Re: Specificity in the Web Audio API spec from Chris Rogers on 2012-03-30 (public-audio@w3.org from January to March 2012)

From: Chris Rogers <crogers@google.com>
Date: Fri, 30 Mar 2012 11:02:29 -0700
To: Jussi Kalliokoski <jussi.kalliokoski@gmail.com>
Cc: "Wei, James" <james.wei@intel.com>, "public-audio@w3.org" <public-audio@w3.org>
Message-ID: <CA+EzO0=KBHaAiQoMgZqf=Ftye-XQCB4V_J2BMKKjPNZiG2NZqQ@mail.gmail.com>
On Fri, Mar 30, 2012 at 6:37 AM, Jussi Kalliokoski <
jussi.kalliokoski@gmail.com> wrote:

> > I think you raise some interesting points.  What is the goal here?  Are
> you expecting that independent implementations will always produce
> *exactly* the same output for the same input?
>
> Yes, that would be quite ideal. Otherwise if you need that precision (a
> DAW hardly can afford to sound different on differnet platforms, especially
> on such a crucial element as a delay node), you're going to have to exclude
> browsers or resort to a JavaScript implementation for a tool that's
> supposed to be predefined. Kind of beats the purpose of having predefined
> nodes, I think. And having these algorithms well defined in the spec is
> something to push browser vendors to fix their implementations instead of
> marking them as WontFix because it follows the spec that isn't defined well
> enough.
>
>
> > I don't think the spec is intended to give a bit-exact implementation
> across all vendors.  I could be wrong though; Chris will have the
> definitive answer.
>
> Yes, I'd be interested to hear what he thinks. We've had prior discussions
> about this, and it seemed to me that we were mostly in consensus that it's
> best if all implementations produce the same results. Pipe dream? Yes, very
> much, but I think we should do our best to help browser vendors make
> consistent implementations to keep the end developers from having to worry
> about the inconsistencies. :)


Jussi, I recall a discussion we had in a tele-conference call where we
clearly decided that the output would *not* have to be bit-exact.  In the
graphics world there are various implementations of the Canvas2D API
(drawing lines, circles, and much more) which are very far from bit exact
and differ in details such as anti-aliasing algorithms.  Not only do the
results differ from browser to browser, but also they differ between
platforms (Windows vs. Mac OS X vs. Linux, for example).  The appearance of
fonts also greatly differs between the different browsers, and although
graphic designers can be quite demanding about very subtle aesthetic
details, we've come to accept that these differences exist.  Color profiles
when drawing images also can be different.

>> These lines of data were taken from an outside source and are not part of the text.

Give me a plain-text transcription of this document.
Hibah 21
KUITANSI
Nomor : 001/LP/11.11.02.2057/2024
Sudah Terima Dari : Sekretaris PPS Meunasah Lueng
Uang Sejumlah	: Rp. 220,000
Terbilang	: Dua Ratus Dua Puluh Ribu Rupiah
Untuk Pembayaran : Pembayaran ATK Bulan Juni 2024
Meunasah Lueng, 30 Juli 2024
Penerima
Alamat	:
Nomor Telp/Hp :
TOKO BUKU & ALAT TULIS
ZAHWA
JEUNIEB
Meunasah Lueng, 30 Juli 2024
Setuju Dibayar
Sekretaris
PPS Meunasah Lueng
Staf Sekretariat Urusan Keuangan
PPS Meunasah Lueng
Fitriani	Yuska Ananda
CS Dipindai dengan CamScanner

The Web Audio algorithms can be defined fairly precisely to the same level
of detail that we see in the HTML5 Canvas2D specification.  In many of the
algorithms, such as ConvolutionNode and BiquadFilterNode, the exact
math/equations are even very clear.  Of course there are differences in
floating-point precision between different CPUs, etc., but these
differences tend to be beyond what we would consider worrisome for audio
processing purposes.  Let me give you an idea of real-world differences in
the FFT implementations we have in WebKit to illustrate how we test (and
accept the small differences):

We test the convolution in a rigorous test:
http://svn.webkit.org/repository/webkit/trunk/LayoutTests/webaudio/convolution-mono-mono.html
http://svn.webkit.org/repository/webkit/trunk/LayoutTests/webaudio/resources/convolution-testing.js

And although we have four active FFT implementations in use among the
various ports which differ slightly in their output, we still share the
same test for all of them and verify that results are of very high-quality
(line from the convolution-testing.js

    // allowedDeviationFraction was determined experimentally.  It
    // is the threshold of the relative error at the maximum
    // difference between the true triangular pulse and the
    // rendered pulse.
    var allowedDeviationDecibels = -133.5;

 So errors are 133.5dB down in the noise - very precise!


>
> > For your resampling issue, I think that would be a quality of
> implementation issue.  A good implementation will do a good job and a bad
> implementation will do a not so good job. This allows different vendors to
> "compete".  (That's my view point, coming from the cellular industry where
> many things are vaguely specified and you have to work hard to figure out
> how to make it work.  Perhaps audio is different.)
>

I agree.  For resampling algorithms, there are trade-offs between
performance and audio quality.


>
> Perhaps the implementations can do a different job at it, but if we are
> going to allow that, then it might be a good idea to make the
> implementation expose some information of what it does (is it using ZOH or
> linear interpolation, or a sinc filter, and if so, with which parameters)
> to help the developer react to the situation with different filter
> settings, etc. Might be catering for a very small audience that cares,
> though.
>

That might be possible.  I think that WebGL offers some of these features.

Chris
Received on Friday, 30 March 2012 18:02:58 UTC